Finale Ligure. “Rinvio le critiche al mittente con un certo disappunto, e anche un po’ di amarezza per uno sfogo immeritato e imprevisto”. A parlare è Enrico Vesco, assessore regionale alle politiche del lavoro; il “mittente” in questione è invece Andrea Pasa, sindacalista savonese di Cgil.
Pomo della discordia l’incontro di ieri a Roma sulla vertenza Piaggio: un doppio tavolo, al Ministero dello Sviluppo Economico per discutere il piano industriale e al Ministero del Lavoro per parlare di ammortizzatori sociali. Pasa ieri sera aveva attaccato duramente l’atteggiamento della Regione: “Ci ha deluso profondamente – le sue parole – non hanno mai espresso nessuna posizione, non sono mai intervenuti in alcun modo. E’ come se non ci fossero mai stati”.
Vesco non ci sta a passare per la “bella statuina”, e contrattacca. “Le sue parole denotano una forte ingratitudine. Non è la prima volta che Pasa sbaglia il bersaglio delle sue critiche e delle sue accuse, e che se la prende senza motivo nei confronti della Regione. La Regione è sempre stata al fianco dei lavoratori, e lo è a maggior ragione nella difficile vicenda della Piaggio, proprio per una tutela anche territoriale rispetto ai due siti produttivi”.
“Quella riunione era stata chiesta da noi – puntualizza Vesco – e in quella riunione abbiamo portato la posizione che ci hanno sempre evidenziato i lavoratori: riuscire a strappare i 4 anni di cassa integrazione, che possono aiutare la ricomposizione di un accordo, e poi dettagliare un piano industriale su cui ci sono molte preoccupazioni. Noi avremmo voluto incidere anche su quelle preoccupazioni ma non ce n’è stato motivo”.
Forse i motivi del malumore di Pasa sono da ricercare altrove, dice Vesco: “Mi pare che la tensione in quell’occasione fosse più all’interno delle organizzazioni, a cominciare da quella che Pasa rappresenta, con alcune incomprensioni che forse sono sorte nell’ambito di quella riunione”. A dar ragione a Vesco potrebbe essere la presa di posizione della Rsu di Piaggio, che oggi ha attaccato duramente, più che azienda o Regione, proprio i vertici regionali dei sindacati, “rei”, di aver fatto scendere a Roma le delegazioni per poi lasciarle in sala d’attesa senza ammetterle alle riunioni.
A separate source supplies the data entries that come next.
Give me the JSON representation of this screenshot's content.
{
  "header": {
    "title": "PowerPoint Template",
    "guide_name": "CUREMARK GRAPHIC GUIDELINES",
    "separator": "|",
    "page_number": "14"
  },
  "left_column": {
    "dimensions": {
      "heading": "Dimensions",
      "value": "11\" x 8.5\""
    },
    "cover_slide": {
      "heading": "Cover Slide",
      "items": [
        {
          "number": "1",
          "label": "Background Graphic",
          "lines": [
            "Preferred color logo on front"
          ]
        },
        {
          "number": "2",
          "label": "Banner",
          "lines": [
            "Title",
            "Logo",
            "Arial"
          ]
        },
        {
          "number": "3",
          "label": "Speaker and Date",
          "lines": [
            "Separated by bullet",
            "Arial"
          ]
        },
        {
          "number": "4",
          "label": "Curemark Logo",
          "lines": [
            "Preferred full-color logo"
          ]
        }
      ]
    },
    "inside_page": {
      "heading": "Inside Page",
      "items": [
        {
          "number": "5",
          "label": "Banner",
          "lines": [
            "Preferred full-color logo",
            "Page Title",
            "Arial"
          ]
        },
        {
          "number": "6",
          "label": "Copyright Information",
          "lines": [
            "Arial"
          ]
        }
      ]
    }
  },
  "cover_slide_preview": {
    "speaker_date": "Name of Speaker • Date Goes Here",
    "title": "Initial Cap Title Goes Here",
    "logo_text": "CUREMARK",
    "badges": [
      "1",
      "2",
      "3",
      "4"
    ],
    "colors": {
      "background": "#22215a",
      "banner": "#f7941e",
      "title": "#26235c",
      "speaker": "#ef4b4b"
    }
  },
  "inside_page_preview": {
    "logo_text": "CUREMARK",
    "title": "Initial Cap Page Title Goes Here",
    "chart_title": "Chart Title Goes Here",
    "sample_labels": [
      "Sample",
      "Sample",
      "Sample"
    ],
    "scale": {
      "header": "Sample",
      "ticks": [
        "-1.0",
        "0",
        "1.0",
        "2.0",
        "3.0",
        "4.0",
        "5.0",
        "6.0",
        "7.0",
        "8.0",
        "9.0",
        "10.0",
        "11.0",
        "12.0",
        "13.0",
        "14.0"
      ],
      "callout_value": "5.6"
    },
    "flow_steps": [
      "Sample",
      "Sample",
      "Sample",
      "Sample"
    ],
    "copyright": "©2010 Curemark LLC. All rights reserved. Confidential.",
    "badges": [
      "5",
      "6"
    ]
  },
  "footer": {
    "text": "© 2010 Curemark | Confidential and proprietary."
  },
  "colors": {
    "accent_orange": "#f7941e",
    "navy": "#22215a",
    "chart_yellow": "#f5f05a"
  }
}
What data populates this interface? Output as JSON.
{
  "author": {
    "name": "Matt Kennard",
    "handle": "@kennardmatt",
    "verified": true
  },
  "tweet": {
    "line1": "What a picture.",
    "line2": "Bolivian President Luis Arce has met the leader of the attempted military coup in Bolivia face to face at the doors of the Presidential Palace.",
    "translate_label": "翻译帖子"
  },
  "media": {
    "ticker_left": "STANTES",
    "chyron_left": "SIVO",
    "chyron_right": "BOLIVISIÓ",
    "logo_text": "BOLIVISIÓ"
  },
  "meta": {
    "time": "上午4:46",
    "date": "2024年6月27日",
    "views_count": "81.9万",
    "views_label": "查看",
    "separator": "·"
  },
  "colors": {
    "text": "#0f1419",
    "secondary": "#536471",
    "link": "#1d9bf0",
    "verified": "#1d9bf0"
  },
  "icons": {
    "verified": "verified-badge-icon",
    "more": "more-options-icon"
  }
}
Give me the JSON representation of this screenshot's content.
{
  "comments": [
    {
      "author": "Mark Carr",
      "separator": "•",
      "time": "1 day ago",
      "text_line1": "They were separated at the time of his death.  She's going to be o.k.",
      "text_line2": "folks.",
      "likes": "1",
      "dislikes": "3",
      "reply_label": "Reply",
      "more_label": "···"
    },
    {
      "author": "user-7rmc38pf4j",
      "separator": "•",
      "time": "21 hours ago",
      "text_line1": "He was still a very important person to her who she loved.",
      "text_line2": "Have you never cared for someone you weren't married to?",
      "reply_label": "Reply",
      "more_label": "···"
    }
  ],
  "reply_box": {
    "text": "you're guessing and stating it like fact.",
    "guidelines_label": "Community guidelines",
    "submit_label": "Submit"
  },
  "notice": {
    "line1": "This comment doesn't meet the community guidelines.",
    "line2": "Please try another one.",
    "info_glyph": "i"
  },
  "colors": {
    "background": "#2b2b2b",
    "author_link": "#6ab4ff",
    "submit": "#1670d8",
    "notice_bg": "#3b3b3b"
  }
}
“Quella di Pasa mi pare francamente una reazione spropositata – rincara Vesco – Bisogna stare calmi, affrontare assieme in maniera compatta un confronto con l’azienda che avrà ora un’azione locale, per poi tornare al ministero. E quindi prendersela con la Regione, oltre che inopportuno, mi sembra anche poco produttivo, perché c’eravamo: c’ero io, l’assessore Guccinelli e il presidente Burlando. E sia nell’incontro col Ministero del Lavoro che in quello preparatorio avuto col dottor Castano, abbiamo sostenuto fortemente le ragioni dei lavoratori e le preoccupazioni rispetto al trasferimento da Finale a Villanova. Col suo sfogo – chiude Vesco – Pasa ha cercato di rovinare l’impegno della Regione: ma quell’impegno non verrà comunque meno”.